比較政治学会 分科会
「現代福祉国家論における『政治』
― 1970年代以降の方法の変遷 ―」
(2008年6月22日)
報告要旨



 本報告の目的は、1970年代以降の福祉国家論の方法的変遷を、「政治」認識を中心にふり返り、今日における福祉国家の政治学研究の課題について考えることである。

 1980年代半ば以降、福祉国家の比較研究が急速に進展してきた。その方法的特徴は、福祉国家を経済・社会「構造」に還元する議論を批判し、その形成・変容過程における「政治」的要素を強調することであった。ただし、これらの研究では、「政治」的変数を実証的に特定可能なものとするために、「政治」そのものを限定して把握する傾向があった。

 「福祉国家の危機」が語られはじめる1970年代に、福祉国家を総体として認識する理論を提供したのは、さまざまな社会理論であった。ネオ・マルクス主義は資本主義下の階級「構造」による福祉国家の「相対的」「規定性」を主題とし、ドイツ批判理論は政治・経済・社会のサブ・システム間の「矛盾」として(オッフェ)、あるいは「システム」による「生活世界の植民地化」から帰結する「正統化の危機」として(ハバーマス)、福祉国家の危機を説明しようとした。さらにフーコーの影響を受けたフランスの論者は、「リスク」統御を目的とした社会的規律装置の一つとして福祉国家をとらえた(F. エヴァルト)。これらは、狭義の国家を超えて社会経済領域に拡散した「構造としての権力」を分析対象とし、それへの批判や抵抗に新たな「政治」的契機を見出そうとする試みであったと言うことができる。それらは同時代における政治学の対象拡大とも呼応していたが、具体的な制度分析や対抗戦略の構築には、十分な貢献を行えなかった。
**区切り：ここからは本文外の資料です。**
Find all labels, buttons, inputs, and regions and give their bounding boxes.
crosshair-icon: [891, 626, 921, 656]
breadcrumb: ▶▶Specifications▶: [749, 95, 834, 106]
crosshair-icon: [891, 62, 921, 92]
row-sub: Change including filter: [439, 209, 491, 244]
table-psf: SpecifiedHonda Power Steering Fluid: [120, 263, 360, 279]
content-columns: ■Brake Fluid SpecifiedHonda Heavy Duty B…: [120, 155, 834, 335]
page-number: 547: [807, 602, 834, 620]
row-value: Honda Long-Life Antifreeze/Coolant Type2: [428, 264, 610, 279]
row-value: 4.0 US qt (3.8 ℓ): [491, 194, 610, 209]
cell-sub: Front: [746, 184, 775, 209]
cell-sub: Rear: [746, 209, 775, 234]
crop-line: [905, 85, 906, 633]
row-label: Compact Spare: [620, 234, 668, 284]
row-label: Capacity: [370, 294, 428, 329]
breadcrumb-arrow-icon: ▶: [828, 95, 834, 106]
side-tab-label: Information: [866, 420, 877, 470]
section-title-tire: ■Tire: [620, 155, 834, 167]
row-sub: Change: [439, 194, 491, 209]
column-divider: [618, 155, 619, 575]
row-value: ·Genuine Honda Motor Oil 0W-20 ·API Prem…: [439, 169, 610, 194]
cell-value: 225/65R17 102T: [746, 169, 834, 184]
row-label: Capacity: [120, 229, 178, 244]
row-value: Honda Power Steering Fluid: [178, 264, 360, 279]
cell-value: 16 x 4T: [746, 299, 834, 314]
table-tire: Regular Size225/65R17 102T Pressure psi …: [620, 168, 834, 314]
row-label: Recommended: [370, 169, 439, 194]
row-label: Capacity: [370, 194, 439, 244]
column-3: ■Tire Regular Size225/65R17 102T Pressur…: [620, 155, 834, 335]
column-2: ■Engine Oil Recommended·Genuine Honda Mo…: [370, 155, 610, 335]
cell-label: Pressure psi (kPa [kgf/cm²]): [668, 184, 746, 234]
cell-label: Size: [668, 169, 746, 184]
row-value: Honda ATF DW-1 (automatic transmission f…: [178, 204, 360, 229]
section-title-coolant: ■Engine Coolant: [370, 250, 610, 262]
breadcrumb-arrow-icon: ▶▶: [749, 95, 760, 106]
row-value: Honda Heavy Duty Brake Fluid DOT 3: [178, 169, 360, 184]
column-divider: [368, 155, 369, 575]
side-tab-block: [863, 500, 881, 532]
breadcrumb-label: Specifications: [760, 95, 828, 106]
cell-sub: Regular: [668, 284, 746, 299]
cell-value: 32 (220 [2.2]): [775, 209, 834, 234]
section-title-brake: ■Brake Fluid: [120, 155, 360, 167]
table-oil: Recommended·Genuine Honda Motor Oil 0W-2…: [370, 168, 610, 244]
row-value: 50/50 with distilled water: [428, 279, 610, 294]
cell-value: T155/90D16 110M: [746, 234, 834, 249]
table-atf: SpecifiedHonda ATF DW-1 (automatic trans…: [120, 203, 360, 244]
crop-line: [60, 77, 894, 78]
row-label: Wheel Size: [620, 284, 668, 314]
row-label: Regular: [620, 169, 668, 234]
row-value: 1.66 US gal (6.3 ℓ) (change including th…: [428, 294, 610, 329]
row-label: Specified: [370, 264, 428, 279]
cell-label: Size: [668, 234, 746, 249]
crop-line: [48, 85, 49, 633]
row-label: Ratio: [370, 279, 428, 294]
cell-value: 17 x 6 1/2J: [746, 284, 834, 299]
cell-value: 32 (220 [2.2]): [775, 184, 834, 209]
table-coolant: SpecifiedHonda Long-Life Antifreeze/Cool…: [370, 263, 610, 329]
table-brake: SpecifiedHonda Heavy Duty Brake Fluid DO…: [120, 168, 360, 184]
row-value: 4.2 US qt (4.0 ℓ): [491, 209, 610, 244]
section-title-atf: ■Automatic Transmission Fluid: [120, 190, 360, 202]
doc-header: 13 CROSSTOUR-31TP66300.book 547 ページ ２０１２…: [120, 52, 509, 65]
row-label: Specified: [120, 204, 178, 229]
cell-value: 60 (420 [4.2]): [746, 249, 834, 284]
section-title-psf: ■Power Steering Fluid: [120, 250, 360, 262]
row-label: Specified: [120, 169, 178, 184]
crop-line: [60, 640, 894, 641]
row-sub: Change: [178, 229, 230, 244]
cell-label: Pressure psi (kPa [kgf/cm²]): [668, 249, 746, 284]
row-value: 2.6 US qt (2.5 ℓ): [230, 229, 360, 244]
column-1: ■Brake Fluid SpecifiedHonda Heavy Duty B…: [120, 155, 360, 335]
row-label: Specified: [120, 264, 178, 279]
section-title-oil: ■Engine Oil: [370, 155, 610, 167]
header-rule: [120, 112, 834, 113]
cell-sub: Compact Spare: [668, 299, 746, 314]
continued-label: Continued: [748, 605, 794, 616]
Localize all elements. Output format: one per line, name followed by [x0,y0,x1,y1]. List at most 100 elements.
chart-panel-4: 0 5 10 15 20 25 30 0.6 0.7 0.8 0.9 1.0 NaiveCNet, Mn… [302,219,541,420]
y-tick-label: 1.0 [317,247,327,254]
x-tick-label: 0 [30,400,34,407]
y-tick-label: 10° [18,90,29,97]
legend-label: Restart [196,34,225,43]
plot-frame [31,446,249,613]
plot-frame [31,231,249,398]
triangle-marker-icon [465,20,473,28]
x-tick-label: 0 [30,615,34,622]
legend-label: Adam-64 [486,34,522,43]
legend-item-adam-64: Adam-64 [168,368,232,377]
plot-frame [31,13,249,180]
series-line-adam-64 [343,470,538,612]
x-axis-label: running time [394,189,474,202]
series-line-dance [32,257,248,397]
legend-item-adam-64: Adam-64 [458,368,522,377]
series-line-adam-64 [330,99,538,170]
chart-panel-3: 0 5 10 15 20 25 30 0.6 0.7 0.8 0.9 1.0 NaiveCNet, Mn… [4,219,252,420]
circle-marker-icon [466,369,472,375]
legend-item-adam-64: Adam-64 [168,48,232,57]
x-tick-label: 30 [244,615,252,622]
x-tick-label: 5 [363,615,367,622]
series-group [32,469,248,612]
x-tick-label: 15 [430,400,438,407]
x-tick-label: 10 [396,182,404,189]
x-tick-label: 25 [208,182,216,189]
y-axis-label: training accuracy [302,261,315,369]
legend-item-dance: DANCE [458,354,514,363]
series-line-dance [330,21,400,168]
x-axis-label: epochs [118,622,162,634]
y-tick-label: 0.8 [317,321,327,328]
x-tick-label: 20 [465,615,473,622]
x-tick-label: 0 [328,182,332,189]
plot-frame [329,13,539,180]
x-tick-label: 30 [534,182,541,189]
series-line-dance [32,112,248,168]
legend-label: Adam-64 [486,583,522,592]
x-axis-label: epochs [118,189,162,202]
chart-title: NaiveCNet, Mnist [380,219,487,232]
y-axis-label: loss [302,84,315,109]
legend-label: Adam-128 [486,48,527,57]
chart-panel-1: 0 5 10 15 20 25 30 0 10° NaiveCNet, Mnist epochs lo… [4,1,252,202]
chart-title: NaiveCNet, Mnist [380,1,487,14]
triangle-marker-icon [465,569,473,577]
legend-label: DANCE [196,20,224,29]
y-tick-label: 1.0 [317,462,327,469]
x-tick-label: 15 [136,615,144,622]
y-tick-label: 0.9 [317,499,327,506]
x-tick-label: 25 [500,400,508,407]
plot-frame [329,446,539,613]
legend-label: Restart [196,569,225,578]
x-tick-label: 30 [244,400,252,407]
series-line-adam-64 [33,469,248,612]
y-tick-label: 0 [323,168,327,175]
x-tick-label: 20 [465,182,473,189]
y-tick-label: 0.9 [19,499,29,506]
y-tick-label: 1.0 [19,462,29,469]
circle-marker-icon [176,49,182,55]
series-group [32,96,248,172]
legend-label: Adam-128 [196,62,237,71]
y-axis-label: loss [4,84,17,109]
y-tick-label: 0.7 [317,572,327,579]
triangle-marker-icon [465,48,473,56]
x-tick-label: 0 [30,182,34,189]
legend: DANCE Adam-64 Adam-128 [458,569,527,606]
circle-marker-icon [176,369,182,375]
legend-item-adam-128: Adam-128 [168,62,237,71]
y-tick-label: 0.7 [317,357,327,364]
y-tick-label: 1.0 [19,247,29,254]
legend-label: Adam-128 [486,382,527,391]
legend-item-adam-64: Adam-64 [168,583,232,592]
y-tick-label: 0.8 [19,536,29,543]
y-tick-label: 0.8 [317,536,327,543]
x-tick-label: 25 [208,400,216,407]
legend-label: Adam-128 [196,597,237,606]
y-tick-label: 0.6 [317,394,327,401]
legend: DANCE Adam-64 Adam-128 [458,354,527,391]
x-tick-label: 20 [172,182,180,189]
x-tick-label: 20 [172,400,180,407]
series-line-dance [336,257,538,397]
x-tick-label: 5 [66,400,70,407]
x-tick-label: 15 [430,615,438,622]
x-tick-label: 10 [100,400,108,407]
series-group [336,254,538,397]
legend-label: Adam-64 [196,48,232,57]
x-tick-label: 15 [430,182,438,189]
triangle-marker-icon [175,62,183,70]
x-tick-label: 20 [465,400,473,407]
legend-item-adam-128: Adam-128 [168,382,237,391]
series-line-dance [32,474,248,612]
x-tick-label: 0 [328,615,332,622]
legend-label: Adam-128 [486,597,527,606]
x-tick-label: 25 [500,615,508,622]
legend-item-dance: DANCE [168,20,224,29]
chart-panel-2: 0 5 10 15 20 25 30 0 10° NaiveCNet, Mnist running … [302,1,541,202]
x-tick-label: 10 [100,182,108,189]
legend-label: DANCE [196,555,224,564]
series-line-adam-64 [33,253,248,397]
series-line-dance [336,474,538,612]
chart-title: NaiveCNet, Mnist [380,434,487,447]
 1980年代に入ると、オイルショック以降の各国経済・社会政策の分岐を背景として、「構造」への問いが背後に退き、国家を中心とする「制度」を実証的に比較分析することが研究の主流となる(T. スコチポルの「国家中心アプローチ」)。これ以降の福祉国家研究では、「制度」の自律性がいわば与件とされ、その枠内で「政治的」要素が抽出される。具体的には以下の要素があげられる。@歴史的な制度的遺制の下での福祉国家形成に向けた労使階級政党の議会戦略(W. コルピ、エスピン=アンデルセンなどの権力資源動員論)。A既存の制度枠内における統治エリートの福祉縮減戦略(P. ピアソン、G. ボノーリなどの新制度論)。Bグローバル化・ポスト工業化(情報・サービス化)という新たな経済環境への「適応」戦略としての統治エリートによる「言説」「アイディア」を用いた制度変革(V. シュミット、P. ホールなどの言説政治論)。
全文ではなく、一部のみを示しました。